The agency brags about its own “drought proof” and “100 percent” self-sufficient water supply; thus, it has no need for the 56,000 acre feet of imported water that Poseidon’s desalinated water would replace—at three times the cost–in order to receive a $399 million government subsidy required to make the project viable to private investors.
But the small water agency has long sought to influence the debate over the proposed desalination project and to promote desalination in general, working closely with Poseidon to do that.
Since then, Mesa Water board president Shawn Dewane has been CalDesal’s president. Dewane also serves on the OCWD Board of Directors.

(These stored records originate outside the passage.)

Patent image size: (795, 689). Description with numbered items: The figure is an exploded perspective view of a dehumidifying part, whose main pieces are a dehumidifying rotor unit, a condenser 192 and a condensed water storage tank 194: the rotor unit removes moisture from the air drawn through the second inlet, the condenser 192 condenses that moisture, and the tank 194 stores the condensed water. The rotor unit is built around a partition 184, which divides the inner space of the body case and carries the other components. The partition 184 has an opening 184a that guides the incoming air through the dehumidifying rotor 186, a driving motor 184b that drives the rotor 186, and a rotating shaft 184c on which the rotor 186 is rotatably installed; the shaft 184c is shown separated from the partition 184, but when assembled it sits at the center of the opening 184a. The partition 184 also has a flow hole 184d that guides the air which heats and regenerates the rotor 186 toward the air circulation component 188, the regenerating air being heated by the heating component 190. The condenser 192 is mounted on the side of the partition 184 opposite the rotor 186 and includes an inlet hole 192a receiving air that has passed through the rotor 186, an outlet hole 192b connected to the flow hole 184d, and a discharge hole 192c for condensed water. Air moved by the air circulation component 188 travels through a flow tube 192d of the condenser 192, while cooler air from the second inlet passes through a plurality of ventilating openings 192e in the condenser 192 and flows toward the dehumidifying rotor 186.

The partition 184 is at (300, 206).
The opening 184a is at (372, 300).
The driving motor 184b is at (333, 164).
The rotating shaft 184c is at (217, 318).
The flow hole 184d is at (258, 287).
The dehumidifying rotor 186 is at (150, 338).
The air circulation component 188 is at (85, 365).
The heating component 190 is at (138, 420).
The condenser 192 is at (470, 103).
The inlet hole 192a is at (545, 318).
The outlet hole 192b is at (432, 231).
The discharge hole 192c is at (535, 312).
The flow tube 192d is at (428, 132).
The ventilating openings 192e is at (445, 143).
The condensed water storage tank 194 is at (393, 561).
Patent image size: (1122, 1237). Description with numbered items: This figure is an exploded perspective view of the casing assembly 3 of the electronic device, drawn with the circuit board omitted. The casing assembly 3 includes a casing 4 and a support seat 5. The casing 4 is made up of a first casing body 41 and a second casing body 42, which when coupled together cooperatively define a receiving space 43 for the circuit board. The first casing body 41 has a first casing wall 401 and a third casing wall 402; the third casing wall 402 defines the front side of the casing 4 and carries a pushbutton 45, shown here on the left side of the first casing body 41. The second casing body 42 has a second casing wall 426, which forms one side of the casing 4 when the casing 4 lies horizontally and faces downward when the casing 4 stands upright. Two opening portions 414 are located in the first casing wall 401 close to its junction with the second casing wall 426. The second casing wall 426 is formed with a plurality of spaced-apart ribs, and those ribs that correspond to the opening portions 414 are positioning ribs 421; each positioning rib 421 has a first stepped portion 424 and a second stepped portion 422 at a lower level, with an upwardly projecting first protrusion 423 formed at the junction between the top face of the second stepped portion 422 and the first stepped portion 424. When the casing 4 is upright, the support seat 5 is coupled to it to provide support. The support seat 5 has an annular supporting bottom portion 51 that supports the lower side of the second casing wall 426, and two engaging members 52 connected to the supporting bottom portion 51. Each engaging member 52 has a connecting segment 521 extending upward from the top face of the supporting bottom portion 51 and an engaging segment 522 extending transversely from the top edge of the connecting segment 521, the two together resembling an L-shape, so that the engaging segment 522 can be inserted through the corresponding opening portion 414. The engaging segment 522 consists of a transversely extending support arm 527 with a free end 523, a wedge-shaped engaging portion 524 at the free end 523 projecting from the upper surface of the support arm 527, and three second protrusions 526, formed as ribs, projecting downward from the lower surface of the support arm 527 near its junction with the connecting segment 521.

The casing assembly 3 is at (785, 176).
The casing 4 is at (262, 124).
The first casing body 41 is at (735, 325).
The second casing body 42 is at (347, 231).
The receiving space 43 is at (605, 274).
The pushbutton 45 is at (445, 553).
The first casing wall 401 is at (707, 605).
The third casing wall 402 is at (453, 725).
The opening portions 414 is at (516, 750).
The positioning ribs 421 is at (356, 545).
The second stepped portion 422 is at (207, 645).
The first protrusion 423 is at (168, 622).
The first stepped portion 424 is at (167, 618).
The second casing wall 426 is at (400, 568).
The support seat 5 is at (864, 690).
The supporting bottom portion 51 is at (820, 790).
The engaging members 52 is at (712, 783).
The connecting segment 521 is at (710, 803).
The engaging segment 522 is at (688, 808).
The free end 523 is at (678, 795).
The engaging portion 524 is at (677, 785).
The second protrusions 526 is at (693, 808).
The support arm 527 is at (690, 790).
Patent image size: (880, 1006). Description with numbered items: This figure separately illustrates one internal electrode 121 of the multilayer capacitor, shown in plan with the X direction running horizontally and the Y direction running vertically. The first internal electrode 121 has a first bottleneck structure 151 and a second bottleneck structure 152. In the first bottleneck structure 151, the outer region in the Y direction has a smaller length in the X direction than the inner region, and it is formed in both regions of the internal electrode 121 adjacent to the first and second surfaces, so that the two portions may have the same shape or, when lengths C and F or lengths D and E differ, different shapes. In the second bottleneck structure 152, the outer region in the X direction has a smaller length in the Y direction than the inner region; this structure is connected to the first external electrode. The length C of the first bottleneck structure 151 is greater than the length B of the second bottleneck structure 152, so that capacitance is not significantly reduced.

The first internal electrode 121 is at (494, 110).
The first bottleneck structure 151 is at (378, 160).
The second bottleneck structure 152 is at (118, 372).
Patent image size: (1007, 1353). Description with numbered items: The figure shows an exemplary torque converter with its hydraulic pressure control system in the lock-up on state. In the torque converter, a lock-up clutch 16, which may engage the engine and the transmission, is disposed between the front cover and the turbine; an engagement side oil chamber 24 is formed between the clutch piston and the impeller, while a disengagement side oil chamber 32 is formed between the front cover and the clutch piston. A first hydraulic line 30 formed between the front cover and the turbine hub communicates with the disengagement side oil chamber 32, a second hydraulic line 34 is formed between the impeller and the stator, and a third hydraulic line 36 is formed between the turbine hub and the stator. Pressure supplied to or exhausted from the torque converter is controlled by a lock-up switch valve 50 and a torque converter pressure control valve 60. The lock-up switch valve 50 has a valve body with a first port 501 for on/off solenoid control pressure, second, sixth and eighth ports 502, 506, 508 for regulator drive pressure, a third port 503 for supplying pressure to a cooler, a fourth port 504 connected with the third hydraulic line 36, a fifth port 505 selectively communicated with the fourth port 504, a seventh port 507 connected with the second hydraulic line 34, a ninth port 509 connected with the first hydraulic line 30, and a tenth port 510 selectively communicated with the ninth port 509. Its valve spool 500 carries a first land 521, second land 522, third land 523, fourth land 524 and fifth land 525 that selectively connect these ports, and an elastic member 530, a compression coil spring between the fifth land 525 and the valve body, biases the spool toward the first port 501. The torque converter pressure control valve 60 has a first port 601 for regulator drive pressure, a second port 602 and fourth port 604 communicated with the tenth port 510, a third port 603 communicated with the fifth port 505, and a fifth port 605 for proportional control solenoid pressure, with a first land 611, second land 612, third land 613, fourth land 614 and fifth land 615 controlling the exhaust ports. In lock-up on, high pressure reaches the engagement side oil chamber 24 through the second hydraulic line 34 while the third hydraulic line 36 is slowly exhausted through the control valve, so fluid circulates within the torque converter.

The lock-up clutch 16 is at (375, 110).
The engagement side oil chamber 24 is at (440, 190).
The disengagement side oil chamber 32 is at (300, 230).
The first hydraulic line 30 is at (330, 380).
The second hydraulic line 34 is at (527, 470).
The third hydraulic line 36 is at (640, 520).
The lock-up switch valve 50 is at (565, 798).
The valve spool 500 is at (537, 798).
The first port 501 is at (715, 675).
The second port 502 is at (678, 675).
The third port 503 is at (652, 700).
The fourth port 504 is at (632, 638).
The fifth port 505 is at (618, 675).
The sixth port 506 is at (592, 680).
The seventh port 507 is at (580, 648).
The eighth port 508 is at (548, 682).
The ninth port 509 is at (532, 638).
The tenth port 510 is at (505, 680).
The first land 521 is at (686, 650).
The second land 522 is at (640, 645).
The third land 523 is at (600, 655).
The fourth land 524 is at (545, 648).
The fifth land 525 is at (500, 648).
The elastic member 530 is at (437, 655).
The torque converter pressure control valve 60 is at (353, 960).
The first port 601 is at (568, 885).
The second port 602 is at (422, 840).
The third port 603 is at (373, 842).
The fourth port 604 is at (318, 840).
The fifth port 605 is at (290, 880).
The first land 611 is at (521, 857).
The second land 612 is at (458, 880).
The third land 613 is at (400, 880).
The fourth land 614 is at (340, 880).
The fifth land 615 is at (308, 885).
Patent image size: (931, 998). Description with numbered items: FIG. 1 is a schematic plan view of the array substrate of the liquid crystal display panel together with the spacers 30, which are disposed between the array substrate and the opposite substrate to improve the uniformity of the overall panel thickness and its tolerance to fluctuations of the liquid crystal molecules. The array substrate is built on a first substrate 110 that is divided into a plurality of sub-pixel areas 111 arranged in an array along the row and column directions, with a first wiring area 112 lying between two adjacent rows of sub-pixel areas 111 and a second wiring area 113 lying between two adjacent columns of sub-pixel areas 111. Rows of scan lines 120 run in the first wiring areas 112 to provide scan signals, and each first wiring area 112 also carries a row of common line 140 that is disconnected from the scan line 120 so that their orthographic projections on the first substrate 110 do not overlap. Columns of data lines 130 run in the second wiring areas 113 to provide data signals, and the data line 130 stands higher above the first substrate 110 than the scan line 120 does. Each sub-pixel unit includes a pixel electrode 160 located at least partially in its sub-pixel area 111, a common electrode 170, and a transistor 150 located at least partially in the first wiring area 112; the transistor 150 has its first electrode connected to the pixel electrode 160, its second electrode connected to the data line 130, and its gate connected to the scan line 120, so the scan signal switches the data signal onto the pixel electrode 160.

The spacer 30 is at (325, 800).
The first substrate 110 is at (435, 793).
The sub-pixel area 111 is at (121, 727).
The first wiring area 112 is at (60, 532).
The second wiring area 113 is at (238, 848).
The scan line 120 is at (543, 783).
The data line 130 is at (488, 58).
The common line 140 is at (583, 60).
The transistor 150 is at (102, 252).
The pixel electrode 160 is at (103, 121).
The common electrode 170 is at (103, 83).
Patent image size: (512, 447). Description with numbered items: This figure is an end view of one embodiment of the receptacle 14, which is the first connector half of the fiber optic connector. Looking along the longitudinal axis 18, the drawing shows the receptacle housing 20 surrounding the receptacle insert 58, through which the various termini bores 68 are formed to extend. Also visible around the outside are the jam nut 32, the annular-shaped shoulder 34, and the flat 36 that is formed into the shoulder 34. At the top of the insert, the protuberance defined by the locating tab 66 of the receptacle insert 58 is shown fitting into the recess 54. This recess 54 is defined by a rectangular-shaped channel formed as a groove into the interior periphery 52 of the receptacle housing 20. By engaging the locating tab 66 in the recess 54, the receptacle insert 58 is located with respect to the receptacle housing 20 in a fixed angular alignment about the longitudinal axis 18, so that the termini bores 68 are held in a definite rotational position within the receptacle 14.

Critics of the project never took the no-tax promise seriously, in part because of Poseidon’s insistence on receiving the subsidy.
And recently Poseidon and OCWD tentatively agreed that the water agency would pay for the infrastructure needed to deliver the desalinated water, a public cost that could reach hundreds of millions of dollars.
But on its website Poseidon still promises that its desal plant will be built “At no cost to taxpayers”.
The majority of the Huntington Beach City Council members who approved local permits for the project in 2006 accepted at face value Poseidon’s promise of private-only funding.
“We’re going to need the water”, Council Member Don Hansen said at the time. “It’s not us building the plant. It’s all private investment.”
A final contract proposal with Poseidon is expected to come before the OCWD Board of Directors by the end of the year.